Prende spunto dal fatto che i  sindaci di Tortona e di Asti (entrambi del Pd) hanno affidato l’incarico a un avvocato per impugnare al Tar la delibera della Giunta Chiamparino relativa alla riforma della sanità piemontese, un intervento del consigliere provinciale Matteo Marcovicchio sulle conseguenze della stessa riforma per il Vco.  Per la nostra provincia – dichiara –, che ha una riforma solo sulla carta perché le decisioni sono rimandate a fine 2015, il ricorso al Tar è probabilmente prematuro e sarebbe, adesso, uno spreco di denaro pubblico.  Ci sono però valide ragioni giuridiche per impugnare, in quanto la riforma è una revisione del Piano sanitario e non poteva essere solo votata all’insaputa di tutti e nel massimo riserbo  dalla Giunta, ma andava condivisa in consiglio regionale. Da qui l’esigenza che il Vco si faccia sentire a Torino, invito rivolto in particolare al sindaco di Verbania Silvia Marchionini: Le ricordiamo che la Regione ha deciso sicuramente di cancellare un Dea, che il Consiglio Comunale all’unanimità l’ha investita nel compito di difendere il mantenimento dei due Dea e che questa eventualità è, al momento, un fatto che a Torino non vogliono nemmeno sentir citato, eufemismo per dire che il no è netto, secco e incontrovertibile.
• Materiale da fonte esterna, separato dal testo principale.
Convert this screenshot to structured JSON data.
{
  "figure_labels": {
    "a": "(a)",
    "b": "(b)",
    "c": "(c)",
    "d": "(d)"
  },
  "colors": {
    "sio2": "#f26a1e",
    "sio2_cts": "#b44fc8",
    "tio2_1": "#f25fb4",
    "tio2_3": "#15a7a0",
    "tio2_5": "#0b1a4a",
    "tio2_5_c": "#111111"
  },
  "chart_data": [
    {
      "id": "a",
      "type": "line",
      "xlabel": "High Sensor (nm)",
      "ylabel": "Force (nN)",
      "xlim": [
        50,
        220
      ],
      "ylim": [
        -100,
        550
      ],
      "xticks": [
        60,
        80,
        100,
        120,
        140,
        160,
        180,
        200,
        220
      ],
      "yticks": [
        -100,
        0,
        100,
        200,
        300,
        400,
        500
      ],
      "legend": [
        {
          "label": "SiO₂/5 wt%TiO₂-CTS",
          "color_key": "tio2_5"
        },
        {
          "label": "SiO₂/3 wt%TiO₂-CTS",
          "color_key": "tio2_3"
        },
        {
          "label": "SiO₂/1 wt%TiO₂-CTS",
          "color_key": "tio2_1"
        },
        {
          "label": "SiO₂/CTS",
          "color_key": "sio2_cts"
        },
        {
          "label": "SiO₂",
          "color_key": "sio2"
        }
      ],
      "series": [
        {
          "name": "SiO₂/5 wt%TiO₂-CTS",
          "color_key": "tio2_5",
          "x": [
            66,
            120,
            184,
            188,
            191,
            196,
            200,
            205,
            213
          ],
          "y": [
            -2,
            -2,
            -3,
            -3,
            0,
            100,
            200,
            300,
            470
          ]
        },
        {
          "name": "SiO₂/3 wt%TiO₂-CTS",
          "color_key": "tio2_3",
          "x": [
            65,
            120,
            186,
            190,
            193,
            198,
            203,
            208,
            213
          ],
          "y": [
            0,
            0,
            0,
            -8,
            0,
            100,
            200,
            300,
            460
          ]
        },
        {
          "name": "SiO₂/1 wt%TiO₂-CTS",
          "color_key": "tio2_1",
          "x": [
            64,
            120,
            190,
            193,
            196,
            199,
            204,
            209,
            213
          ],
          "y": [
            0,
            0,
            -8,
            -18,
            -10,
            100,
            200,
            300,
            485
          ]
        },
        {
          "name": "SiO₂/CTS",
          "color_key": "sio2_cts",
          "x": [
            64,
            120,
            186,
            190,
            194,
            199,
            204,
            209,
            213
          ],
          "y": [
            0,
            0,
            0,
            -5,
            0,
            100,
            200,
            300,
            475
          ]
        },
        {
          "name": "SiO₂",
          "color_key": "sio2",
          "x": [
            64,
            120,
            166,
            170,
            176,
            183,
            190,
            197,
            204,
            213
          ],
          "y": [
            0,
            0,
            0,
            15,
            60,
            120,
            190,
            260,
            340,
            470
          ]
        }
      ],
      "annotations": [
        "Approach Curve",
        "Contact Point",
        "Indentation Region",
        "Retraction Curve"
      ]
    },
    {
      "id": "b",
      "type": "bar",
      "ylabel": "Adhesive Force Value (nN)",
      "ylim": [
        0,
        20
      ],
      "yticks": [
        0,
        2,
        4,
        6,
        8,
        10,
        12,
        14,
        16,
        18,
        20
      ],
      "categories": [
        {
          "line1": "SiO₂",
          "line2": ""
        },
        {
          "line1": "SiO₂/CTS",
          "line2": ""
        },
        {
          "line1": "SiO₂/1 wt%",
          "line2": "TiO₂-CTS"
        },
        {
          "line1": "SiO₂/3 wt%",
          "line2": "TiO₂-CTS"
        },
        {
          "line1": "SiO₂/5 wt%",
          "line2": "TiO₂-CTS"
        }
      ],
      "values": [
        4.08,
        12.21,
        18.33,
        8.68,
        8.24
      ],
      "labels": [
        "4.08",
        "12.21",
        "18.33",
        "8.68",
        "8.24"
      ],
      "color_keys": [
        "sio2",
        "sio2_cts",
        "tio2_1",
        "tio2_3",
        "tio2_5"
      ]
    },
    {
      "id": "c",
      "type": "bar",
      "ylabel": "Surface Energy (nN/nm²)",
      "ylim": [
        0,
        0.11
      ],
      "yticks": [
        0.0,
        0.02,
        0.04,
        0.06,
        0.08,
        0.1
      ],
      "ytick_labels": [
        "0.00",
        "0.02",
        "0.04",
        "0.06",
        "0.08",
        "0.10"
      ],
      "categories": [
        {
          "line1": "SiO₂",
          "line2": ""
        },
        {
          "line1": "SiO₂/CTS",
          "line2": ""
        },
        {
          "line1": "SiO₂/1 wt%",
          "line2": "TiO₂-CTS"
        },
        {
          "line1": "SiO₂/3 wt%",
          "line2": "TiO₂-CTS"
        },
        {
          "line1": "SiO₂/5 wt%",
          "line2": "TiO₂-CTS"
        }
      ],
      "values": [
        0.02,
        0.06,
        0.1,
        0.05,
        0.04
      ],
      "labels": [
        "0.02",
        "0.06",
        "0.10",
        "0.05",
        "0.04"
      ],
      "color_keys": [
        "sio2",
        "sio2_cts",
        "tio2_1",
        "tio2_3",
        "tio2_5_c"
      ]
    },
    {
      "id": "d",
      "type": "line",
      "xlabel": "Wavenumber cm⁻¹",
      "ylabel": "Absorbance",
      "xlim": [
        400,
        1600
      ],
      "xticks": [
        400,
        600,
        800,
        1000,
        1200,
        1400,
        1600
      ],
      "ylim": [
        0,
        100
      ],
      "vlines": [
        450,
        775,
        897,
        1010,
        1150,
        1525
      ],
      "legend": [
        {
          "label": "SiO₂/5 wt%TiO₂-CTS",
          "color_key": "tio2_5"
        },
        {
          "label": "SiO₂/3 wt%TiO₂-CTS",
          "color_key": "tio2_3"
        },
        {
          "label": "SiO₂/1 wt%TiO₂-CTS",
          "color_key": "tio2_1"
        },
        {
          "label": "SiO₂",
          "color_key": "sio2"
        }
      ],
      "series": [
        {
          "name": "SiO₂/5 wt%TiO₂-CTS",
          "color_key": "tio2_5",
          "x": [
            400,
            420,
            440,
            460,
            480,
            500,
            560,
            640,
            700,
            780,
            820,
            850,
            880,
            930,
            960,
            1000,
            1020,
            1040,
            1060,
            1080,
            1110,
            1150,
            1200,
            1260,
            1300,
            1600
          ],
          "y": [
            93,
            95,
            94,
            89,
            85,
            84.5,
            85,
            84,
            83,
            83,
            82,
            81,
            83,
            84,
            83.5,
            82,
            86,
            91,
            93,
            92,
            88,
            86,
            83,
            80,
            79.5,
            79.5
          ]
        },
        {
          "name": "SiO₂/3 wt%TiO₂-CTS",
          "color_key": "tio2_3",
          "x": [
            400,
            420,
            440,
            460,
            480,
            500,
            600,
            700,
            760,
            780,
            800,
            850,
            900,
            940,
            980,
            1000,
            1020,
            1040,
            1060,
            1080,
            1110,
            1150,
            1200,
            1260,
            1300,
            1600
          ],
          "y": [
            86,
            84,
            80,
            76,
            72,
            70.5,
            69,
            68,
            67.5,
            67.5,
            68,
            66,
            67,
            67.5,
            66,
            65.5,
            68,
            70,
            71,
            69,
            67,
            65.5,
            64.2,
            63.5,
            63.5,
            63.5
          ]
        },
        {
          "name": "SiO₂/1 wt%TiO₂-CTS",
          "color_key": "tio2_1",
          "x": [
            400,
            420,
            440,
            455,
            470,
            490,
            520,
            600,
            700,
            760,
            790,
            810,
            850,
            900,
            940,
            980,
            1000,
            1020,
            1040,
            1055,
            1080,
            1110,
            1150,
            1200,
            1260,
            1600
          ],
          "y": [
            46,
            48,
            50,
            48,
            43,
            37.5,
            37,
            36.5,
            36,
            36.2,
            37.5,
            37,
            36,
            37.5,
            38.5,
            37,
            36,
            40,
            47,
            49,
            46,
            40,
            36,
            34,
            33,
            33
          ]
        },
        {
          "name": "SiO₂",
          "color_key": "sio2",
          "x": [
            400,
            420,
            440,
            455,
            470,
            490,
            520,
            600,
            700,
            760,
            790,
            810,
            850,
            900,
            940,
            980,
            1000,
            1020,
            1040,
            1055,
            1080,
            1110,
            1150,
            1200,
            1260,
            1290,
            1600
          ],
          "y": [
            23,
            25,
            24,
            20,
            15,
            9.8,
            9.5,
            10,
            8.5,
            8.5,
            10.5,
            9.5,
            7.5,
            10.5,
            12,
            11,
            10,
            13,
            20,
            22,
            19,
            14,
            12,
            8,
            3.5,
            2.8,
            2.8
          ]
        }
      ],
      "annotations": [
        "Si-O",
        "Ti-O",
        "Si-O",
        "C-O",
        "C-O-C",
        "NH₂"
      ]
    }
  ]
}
Le chiediamo di sostenere idealmente il ricorso dei colleghi democratici di Asti e Tortona scrivendo a Chiamparino, Reschigna e Saitta invitandoli a ritirare la delibera e a calendarizzare subito la sua discussione in consiglio regionale. Per il Sindaco  sarebbe un gesto istituzionale “alto” come il suo ruolo impone e dimostrerebbe che non teme i ricatti della Regione di fronte a rivendicazioni sacrosante come il diritto alla salute. Per la Regione sarebbe l’occasione di fare le cose seriamente, e non come ora  che hanno tagliato ospedali e reparti al chiuso delle loro stanze di piazza Castello.